La Iglesia presenta un gran modelo en san Martín de Porres, el famoso religioso dominico que ingresó en el convento del Rosario en Lima en 1594 como un ‘donado’ o criado. Esto debido a que se le impedía abrazar los votos religiosos por su condición de hijo ilegítimo, más que por el hecho de su raza negra como algunos argumentan.
Sin embargo fue su vida virtuosa, su atracción por imitar a Cristo y un conocimiento difuso de Dios --constatado día tras día por los frailes de su comunidad--, lo que le permitió ser admitido como religioso de la orden de Santo Domingo en 1603. Así, entre emoción y sorpresa para la época, Martín se pondría un hábito que aún hoy, miles de devotos lo visten en noviembre con la esperanza de imitar siquiera en algo a “Martín de la Caridad”, como lo llamó el papa Juan XXIII hace 50 años, cuando lo proclamaba santo en la Basílica de San Pedro.
¿Cómo se enamoró Martín así de Cristo, al punto de dejar atrás la posibilidad de surgir que le ofrecía su padre español? ¿Qué lo movió a entrar en un ‘sistema’ donde solo le esperaba marginación y humillaciones por su origen? ¿Hasta qué punto era su fascinación por la orden dominica, que ofreció venderse como esclavo cuando el convento estaba en quiebra?
Estas y otras preguntas surgen sobre este limeño, confirmado según dicen por el mismo santo Toribio de Mogrovejo: ¿En qué plaza pública escucharía Martín la palabra de Dios? ¿Quién se interesaría en hablarle de Jesús? ¿Cuántos mendigos enfermos habría tenido que ver abandonados por la calle, para entender su vocación?
Pero Martín no se santificó solamente atendiendo a los menesterosos --para los que fundó un albergue con la ayuda de benefactores, quienes buscaban su consejo espiritual--, sino que también lo hizo en el servicio a sus hermanos de comunidad, a su nueva familia... Se sabe que limpiaba el convento, visitaba y aliviaba con hierbas medicinales a los frailes, les cortaba el cabello, cocinaba y hasta atendía a los animales enfermos, velando para que no les faltase alimento. Es famosa la historia de que hacía comer de un mismo plato a “perro, pericote y gato” para que dejaran de pelear, lo que ha llevado a ser visto como un ‘Francisco de Asís peruano’, también atento al equilibrio de la creación.

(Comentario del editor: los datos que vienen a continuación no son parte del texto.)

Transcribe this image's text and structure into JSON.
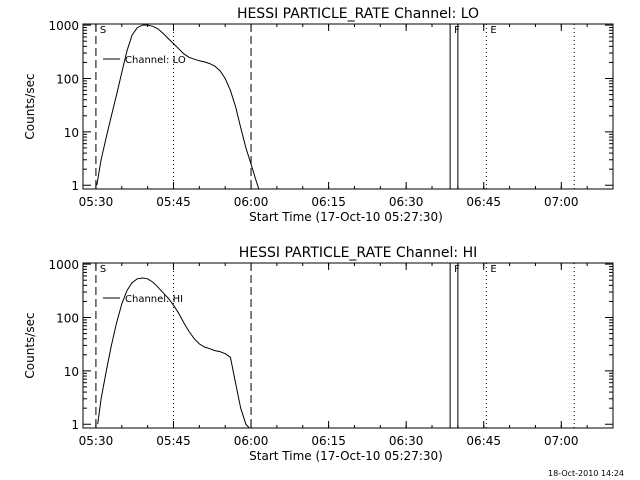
{
  "timestamp": "18-Oct-2010 14:24",
  "chart_data": [
    {
      "type": "line",
      "title": "HESSI PARTICLE_RATE Channel: LO",
      "xlabel": "Start Time (17-Oct-10 05:27:30)",
      "ylabel": "Counts/sec",
      "y_scale": "log",
      "ylim": [
        0.85,
        1050
      ],
      "xlim": [
        "05:27:30",
        "07:10:00"
      ],
      "x_ticks": [
        "05:30",
        "05:45",
        "06:00",
        "06:15",
        "06:30",
        "06:45",
        "07:00"
      ],
      "y_ticks": [
        "1",
        "10",
        "100",
        "1000"
      ],
      "legend_label": "Channel: LO",
      "grid": false,
      "markers": [
        {
          "label": "S",
          "time": "05:30:00",
          "style": "dashed"
        },
        {
          "label": "",
          "time": "05:45:00",
          "style": "dotted"
        },
        {
          "label": "",
          "time": "06:00:00",
          "style": "dashed"
        },
        {
          "label": "F",
          "time": "06:38:30",
          "style": "solid"
        },
        {
          "label": "",
          "time": "06:40:00",
          "style": "solid"
        },
        {
          "label": "E",
          "time": "06:45:30",
          "style": "dotted"
        },
        {
          "label": "",
          "time": "07:02:30",
          "style": "dotted"
        }
      ],
      "series": [
        {
          "x": [
            "05:30:10",
            "05:31:00",
            "05:32:00",
            "05:33:00",
            "05:34:00",
            "05:35:00",
            "05:36:00",
            "05:37:00",
            "05:38:00",
            "05:39:00",
            "05:40:00",
            "05:41:00",
            "05:42:00",
            "05:43:00",
            "05:44:00",
            "05:45:00",
            "05:46:00",
            "05:47:00",
            "05:48:00",
            "05:49:00",
            "05:50:00",
            "05:51:00",
            "05:52:00",
            "05:53:00",
            "05:54:00",
            "05:55:00",
            "05:56:00",
            "05:57:00",
            "05:58:00",
            "05:59:00",
            "06:00:00",
            "06:01:00",
            "06:01:30"
          ],
          "values": [
            1,
            3,
            8,
            20,
            50,
            130,
            330,
            650,
            900,
            1000,
            1000,
            950,
            850,
            700,
            560,
            450,
            360,
            290,
            250,
            230,
            215,
            205,
            190,
            170,
            140,
            100,
            60,
            30,
            12,
            5,
            2.5,
            1.2,
            0.85
          ]
        }
      ]
    },
    {
      "type": "line",
      "title": "HESSI PARTICLE_RATE Channel: HI",
      "xlabel": "Start Time (17-Oct-10 05:27:30)",
      "ylabel": "Counts/sec",
      "y_scale": "log",
      "ylim": [
        0.85,
        1050
      ],
      "xlim": [
        "05:27:30",
        "07:10:00"
      ],
      "x_ticks": [
        "05:30",
        "05:45",
        "06:00",
        "06:15",
        "06:30",
        "06:45",
        "07:00"
      ],
      "y_ticks": [
        "1",
        "10",
        "100",
        "1000"
      ],
      "legend_label": "Channel: HI",
      "grid": false,
      "markers": [
        {
          "label": "S",
          "time": "05:30:00",
          "style": "dashed"
        },
        {
          "label": "",
          "time": "05:45:00",
          "style": "dotted"
        },
        {
          "label": "",
          "time": "06:00:00",
          "style": "dashed"
        },
        {
          "label": "F",
          "time": "06:38:30",
          "style": "solid"
        },
        {
          "label": "",
          "time": "06:40:00",
          "style": "solid"
        },
        {
          "label": "E",
          "time": "06:45:30",
          "style": "dotted"
        },
        {
          "label": "",
          "time": "07:02:30",
          "style": "dotted"
        }
      ],
      "series": [
        {
          "x": [
            "05:30:20",
            "05:31:00",
            "05:32:00",
            "05:33:00",
            "05:34:00",
            "05:35:00",
            "05:36:00",
            "05:37:00",
            "05:38:00",
            "05:39:00",
            "05:40:00",
            "05:41:00",
            "05:42:00",
            "05:43:00",
            "05:44:00",
            "05:45:00",
            "05:46:00",
            "05:47:00",
            "05:48:00",
            "05:49:00",
            "05:50:00",
            "05:51:00",
            "05:52:00",
            "05:53:00",
            "05:54:00",
            "05:55:00",
            "05:56:00",
            "05:57:00",
            "05:58:00",
            "05:59:00",
            "05:59:40"
          ],
          "values": [
            1,
            3,
            10,
            30,
            80,
            180,
            320,
            450,
            530,
            550,
            530,
            460,
            370,
            290,
            230,
            170,
            120,
            80,
            55,
            40,
            32,
            28,
            26,
            24,
            23,
            21,
            18,
            6,
            2,
            1,
            0.85
          ]
        }
      ]
    }
  ]
}
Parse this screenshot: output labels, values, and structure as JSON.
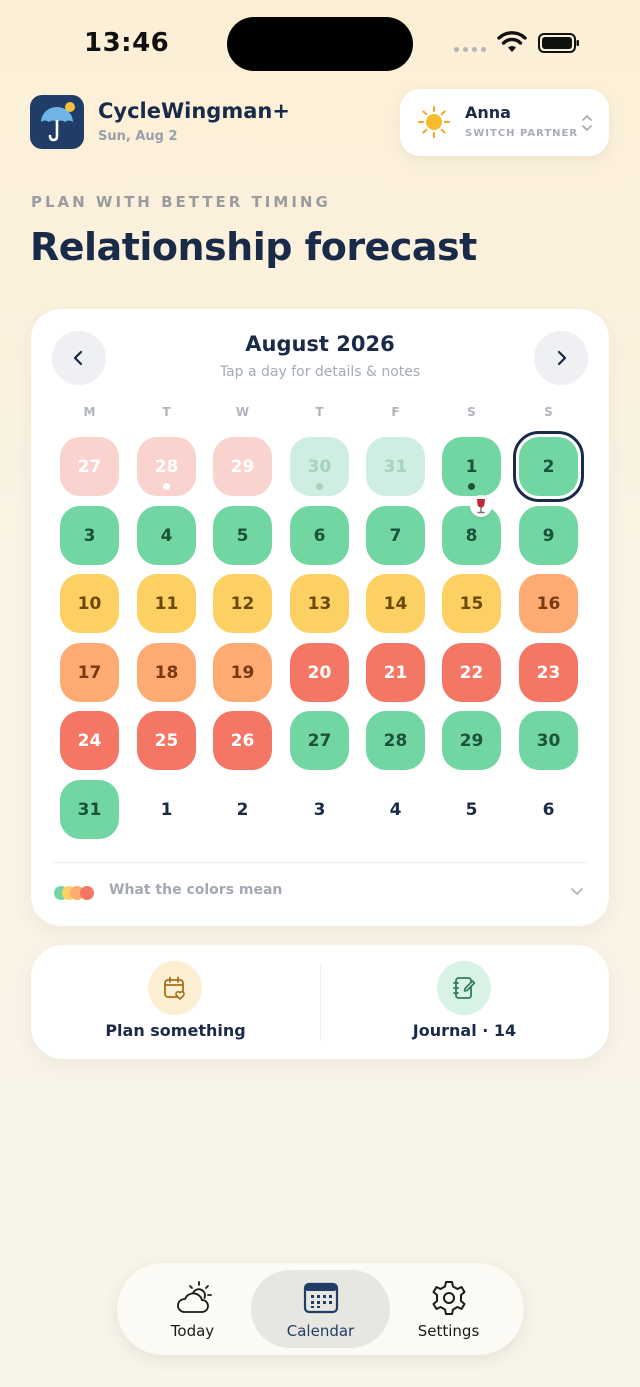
{
  "status_bar": {
    "time": "13:46"
  },
  "header": {
    "app_name": "CycleWingman+",
    "date": "Sun, Aug 2",
    "partner": {
      "name": "Anna",
      "action_label": "SWITCH PARTNER",
      "icon": "sun-icon"
    }
  },
  "eyebrow": "PLAN WITH BETTER TIMING",
  "title": "Relationship forecast",
  "calendar": {
    "month_title": "August 2026",
    "subtitle": "Tap a day for details & notes",
    "weekdays": [
      "M",
      "T",
      "W",
      "T",
      "F",
      "S",
      "S"
    ],
    "colors": {
      "pink-faint": "#fad3cf",
      "green-faint": "#cdeee0",
      "green": "#72d6a3",
      "yellow": "#fdd064",
      "orange": "#fdab73",
      "red": "#f47665",
      "next-month": "#ddf2e8"
    },
    "days": [
      {
        "label": "27",
        "color": "pink-faint"
      },
      {
        "label": "28",
        "color": "pink-faint",
        "dot": true
      },
      {
        "label": "29",
        "color": "pink-faint"
      },
      {
        "label": "30",
        "color": "green-faint",
        "dot": true
      },
      {
        "label": "31",
        "color": "green-faint"
      },
      {
        "label": "1",
        "color": "green",
        "dot": true
      },
      {
        "label": "2",
        "color": "green",
        "today": true
      },
      {
        "label": "3",
        "color": "green"
      },
      {
        "label": "4",
        "color": "green"
      },
      {
        "label": "5",
        "color": "green"
      },
      {
        "label": "6",
        "color": "green"
      },
      {
        "label": "7",
        "color": "green"
      },
      {
        "label": "8",
        "color": "green",
        "badge": "wine-glass-icon"
      },
      {
        "label": "9",
        "color": "green"
      },
      {
        "label": "10",
        "color": "yellow"
      },
      {
        "label": "11",
        "color": "yellow"
      },
      {
        "label": "12",
        "color": "yellow"
      },
      {
        "label": "13",
        "color": "yellow"
      },
      {
        "label": "14",
        "color": "yellow"
      },
      {
        "label": "15",
        "color": "yellow"
      },
      {
        "label": "16",
        "color": "orange"
      },
      {
        "label": "17",
        "color": "orange"
      },
      {
        "label": "18",
        "color": "orange"
      },
      {
        "label": "19",
        "color": "orange"
      },
      {
        "label": "20",
        "color": "red"
      },
      {
        "label": "21",
        "color": "red"
      },
      {
        "label": "22",
        "color": "red"
      },
      {
        "label": "23",
        "color": "red"
      },
      {
        "label": "24",
        "color": "red"
      },
      {
        "label": "25",
        "color": "red"
      },
      {
        "label": "26",
        "color": "red"
      },
      {
        "label": "27",
        "color": "green"
      },
      {
        "label": "28",
        "color": "green"
      },
      {
        "label": "29",
        "color": "green"
      },
      {
        "label": "30",
        "color": "green"
      },
      {
        "label": "31",
        "color": "green"
      },
      {
        "label": "1",
        "color": "next-month"
      },
      {
        "label": "2",
        "color": "next-month"
      },
      {
        "label": "3",
        "color": "next-month"
      },
      {
        "label": "4",
        "color": "next-month"
      },
      {
        "label": "5",
        "color": "next-month"
      },
      {
        "label": "6",
        "color": "next-month"
      }
    ],
    "legend_label": "What the colors mean"
  },
  "actions": [
    {
      "label": "Plan something",
      "icon": "calendar-heart-icon"
    },
    {
      "label": "Journal · 14",
      "icon": "notebook-pen-icon"
    }
  ],
  "tabbar": {
    "tabs": [
      {
        "label": "Today",
        "icon": "partly-sunny-icon"
      },
      {
        "label": "Calendar",
        "icon": "calendar-icon",
        "active": true
      },
      {
        "label": "Settings",
        "icon": "gear-icon"
      }
    ]
  }
}
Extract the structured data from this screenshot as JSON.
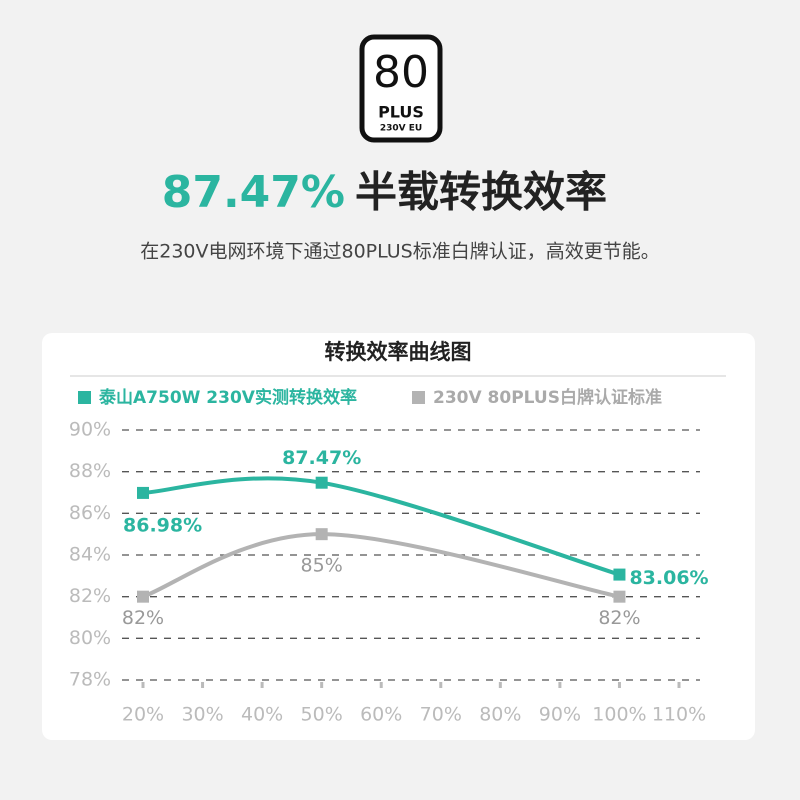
{
  "header": {
    "logo": {
      "number": "80",
      "brand": "PLUS",
      "region": "230V EU"
    },
    "headline_value": "87.47%",
    "headline_text": "半载转换效率",
    "subtitle": "在230V电网环境下通过80PLUS标准白牌认证，高效更节能。"
  },
  "chart_data": {
    "type": "line",
    "title": "转换效率曲线图",
    "x": [
      20,
      50,
      100
    ],
    "series": [
      {
        "name": "泰山A750W 230V实测转换效率",
        "color": "#2bb5a0",
        "values": [
          86.98,
          87.47,
          83.06
        ],
        "value_labels": [
          "86.98%",
          "87.47%",
          "83.06%"
        ]
      },
      {
        "name": "230V 80PLUS白牌认证标准",
        "color": "#b3b3b3",
        "values": [
          82,
          85,
          82
        ],
        "value_labels": [
          "82%",
          "85%",
          "82%"
        ]
      }
    ],
    "xlim": [
      20,
      110
    ],
    "xticks": [
      {
        "value": 20,
        "label": "20%"
      },
      {
        "value": 30,
        "label": "30%"
      },
      {
        "value": 40,
        "label": "40%"
      },
      {
        "value": 50,
        "label": "50%"
      },
      {
        "value": 60,
        "label": "60%"
      },
      {
        "value": 70,
        "label": "70%"
      },
      {
        "value": 80,
        "label": "80%"
      },
      {
        "value": 90,
        "label": "90%"
      },
      {
        "value": 100,
        "label": "100%"
      },
      {
        "value": 110,
        "label": "110%"
      }
    ],
    "ylim": [
      78,
      90
    ],
    "yticks": [
      {
        "value": 78,
        "label": "78%"
      },
      {
        "value": 80,
        "label": "80%"
      },
      {
        "value": 82,
        "label": "82%"
      },
      {
        "value": 84,
        "label": "84%"
      },
      {
        "value": 86,
        "label": "86%"
      },
      {
        "value": 88,
        "label": "88%"
      },
      {
        "value": 90,
        "label": "90%"
      }
    ],
    "grid": true
  }
}
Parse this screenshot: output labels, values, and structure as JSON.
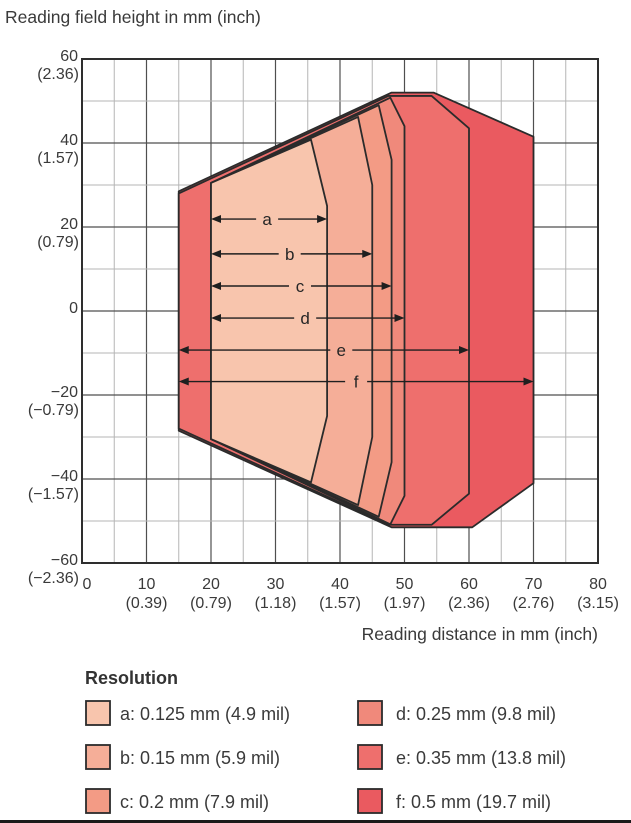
{
  "chart_data": {
    "type": "area",
    "ylabel": "Reading field height in mm (inch)",
    "xlabel": "Reading distance in mm (inch)",
    "xlim": [
      0,
      80
    ],
    "ylim": [
      -60,
      60
    ],
    "grid": {
      "x_minor_step": 5,
      "x_major_step": 10,
      "y_minor_step": 10,
      "y_major_step": 20,
      "minor_color": "#b5b5b5",
      "major_color": "#4f4f4f",
      "frame_color": "#2e2e2e"
    },
    "x_ticks": [
      {
        "v": 0,
        "mm": "0",
        "inch": "",
        "dx": 5
      },
      {
        "v": 10,
        "mm": "10",
        "inch": "(0.39)"
      },
      {
        "v": 20,
        "mm": "20",
        "inch": "(0.79)"
      },
      {
        "v": 30,
        "mm": "30",
        "inch": "(1.18)"
      },
      {
        "v": 40,
        "mm": "40",
        "inch": "(1.57)"
      },
      {
        "v": 50,
        "mm": "50",
        "inch": "(1.97)"
      },
      {
        "v": 60,
        "mm": "60",
        "inch": "(2.36)"
      },
      {
        "v": 70,
        "mm": "70",
        "inch": "(2.76)"
      },
      {
        "v": 80,
        "mm": "80",
        "inch": "(3.15)"
      }
    ],
    "y_ticks": [
      {
        "v": 60,
        "mm": "60",
        "inch": "(2.36)"
      },
      {
        "v": 40,
        "mm": "40",
        "inch": "(1.57)"
      },
      {
        "v": 20,
        "mm": "20",
        "inch": "(0.79)"
      },
      {
        "v": 0,
        "mm": "0",
        "inch": ""
      },
      {
        "v": -20,
        "mm": "−20",
        "inch": "(−0.79)"
      },
      {
        "v": -40,
        "mm": "−40",
        "inch": "(−1.57)"
      },
      {
        "v": -60,
        "mm": "−60",
        "inch": "(−2.36)"
      }
    ],
    "outline_color": "#2b2b2b",
    "arrow_color": "#1f1f1f",
    "series": [
      {
        "id": "f",
        "label": "f: 0.5 mm (19.7 mil)",
        "resolution_mm": 0.5,
        "mil": 19.7,
        "color": "#ea5a60",
        "vertices": [
          [
            15,
            28.5
          ],
          [
            48,
            52
          ],
          [
            54.5,
            52
          ],
          [
            70,
            41.5
          ],
          [
            70,
            -41
          ],
          [
            60.5,
            -51.5
          ],
          [
            48,
            -51.5
          ],
          [
            15,
            -28.5
          ]
        ]
      },
      {
        "id": "e",
        "label": "e: 0.35 mm (13.8 mil)",
        "resolution_mm": 0.35,
        "mil": 13.8,
        "color": "#ee6f6d",
        "vertices": [
          [
            15,
            28
          ],
          [
            47.5,
            51.2
          ],
          [
            54.2,
            51.2
          ],
          [
            60,
            43.5
          ],
          [
            60,
            -43.5
          ],
          [
            54.2,
            -50.9
          ],
          [
            47.6,
            -50.9
          ],
          [
            15,
            -28
          ]
        ]
      },
      {
        "id": "d",
        "label": "d: 0.25 mm (9.8 mil)",
        "resolution_mm": 0.25,
        "mil": 9.8,
        "color": "#f0897b",
        "vertices": [
          [
            20,
            30.5
          ],
          [
            47.8,
            50.8
          ],
          [
            50,
            44
          ],
          [
            50,
            -44
          ],
          [
            47.8,
            -50.8
          ],
          [
            20,
            -30.5
          ]
        ]
      },
      {
        "id": "c",
        "label": "c: 0.2 mm (7.9 mil)",
        "resolution_mm": 0.2,
        "mil": 7.9,
        "color": "#f39b85",
        "vertices": [
          [
            20,
            30.5
          ],
          [
            46,
            49
          ],
          [
            48,
            36
          ],
          [
            48,
            -36
          ],
          [
            46,
            -49
          ],
          [
            20,
            -30.5
          ]
        ]
      },
      {
        "id": "b",
        "label": "b: 0.15 mm (5.9 mil)",
        "resolution_mm": 0.15,
        "mil": 5.9,
        "color": "#f5ae98",
        "vertices": [
          [
            20,
            30.5
          ],
          [
            42.8,
            46.2
          ],
          [
            45,
            30
          ],
          [
            45,
            -30
          ],
          [
            42.8,
            -46.2
          ],
          [
            20,
            -30.5
          ]
        ]
      },
      {
        "id": "a",
        "label": "a: 0.125 mm (4.9 mil)",
        "resolution_mm": 0.125,
        "mil": 4.9,
        "color": "#f8c5ad",
        "vertices": [
          [
            20,
            30.5
          ],
          [
            35.5,
            40.8
          ],
          [
            38,
            25
          ],
          [
            38,
            -25
          ],
          [
            35.5,
            -40.8
          ],
          [
            20,
            -30.5
          ]
        ]
      }
    ],
    "arrows": [
      {
        "id": "a",
        "label": "a",
        "x1": 20,
        "x2": 38,
        "y": 21.9,
        "label_x": 28.7
      },
      {
        "id": "b",
        "label": "b",
        "x1": 20,
        "x2": 45,
        "y": 13.6,
        "label_x": 32.2
      },
      {
        "id": "c",
        "label": "c",
        "x1": 20,
        "x2": 48,
        "y": 5.95,
        "label_x": 33.8
      },
      {
        "id": "d",
        "label": "d",
        "x1": 20,
        "x2": 50,
        "y": -1.67,
        "label_x": 34.6
      },
      {
        "id": "e",
        "label": "e",
        "x1": 15,
        "x2": 60,
        "y": -9.29,
        "label_x": 40.2
      },
      {
        "id": "f",
        "label": "f",
        "x1": 15,
        "x2": 70,
        "y": -16.8,
        "label_x": 42.5
      }
    ],
    "legend": {
      "title": "Resolution",
      "items": [
        {
          "id": "a",
          "label": "a: 0.125 mm (4.9 mil)",
          "color": "#f8c5ad"
        },
        {
          "id": "b",
          "label": "b: 0.15 mm (5.9 mil)",
          "color": "#f5ae98"
        },
        {
          "id": "c",
          "label": "c: 0.2 mm (7.9 mil)",
          "color": "#f39b85"
        },
        {
          "id": "d",
          "label": "d: 0.25 mm (9.8 mil)",
          "color": "#f0897b"
        },
        {
          "id": "e",
          "label": "e: 0.35 mm (13.8 mil)",
          "color": "#ee6f6d"
        },
        {
          "id": "f",
          "label": "f: 0.5 mm (19.7 mil)",
          "color": "#ea5a60"
        }
      ]
    }
  }
}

Hoy, que se pierden horas ante los medios de comunicación y en las redes sociales, sin más interés que la curiosidad, el exhibicionismo o el voyeurismo, se nos presenta “San Martincito” como un cristiano que consumía sus horas entregado a los demás, abrazado de un fuego interior por servir, y que lo llevaría finalmente a los altares.
Hoy, que la Iglesia quiere hacer una segunda cosecha a través de la nueva evangelización, bien podría encontrar en los santos como Martín de Porres, modelos de estilo ya sea como evangelizado o como evangelizador.
En un rápido recorrido se podría identificar que como evangelizado, le presentaron a Cristo de una forma tan sencilla y directa --probablemente en espacios públicos--, que lo enamoraron del Mensaje-Persona. Luego le indicarían las obras de misericordia y las bienaventuranzas, como el mejor modo de convertir en fruto aquella semilla sembrada, abonada y regada en él.
Y como evangelizador, está claro que se puso en manos del ‘jardinero’ del evangelio para que lo pode, le quite lo que aún le quedara como indeseable a los ojos de Dios --lo inútil--, y lo someta a la humildad más radical. De este modo, vería brotar un nuevo ser, atento a las necesidades de los demás, utilizando su tiempo “en ocuparse de las cosas de su Padre”, y predicando como catequista o doctrinero de la época.
Hoy que el mundo entero celebra los 50 años de la canonización de “Fray Escoba”, apelativo que en sí mismo resume todo lo dicho, su figura se alza como un gran árbol que puede nutrir a muchos de savia evangelizadora; o también para protegerse a la sombra de tanta sobrexposición, que a veces enceguece los nobles objetivos que se tienen al principio.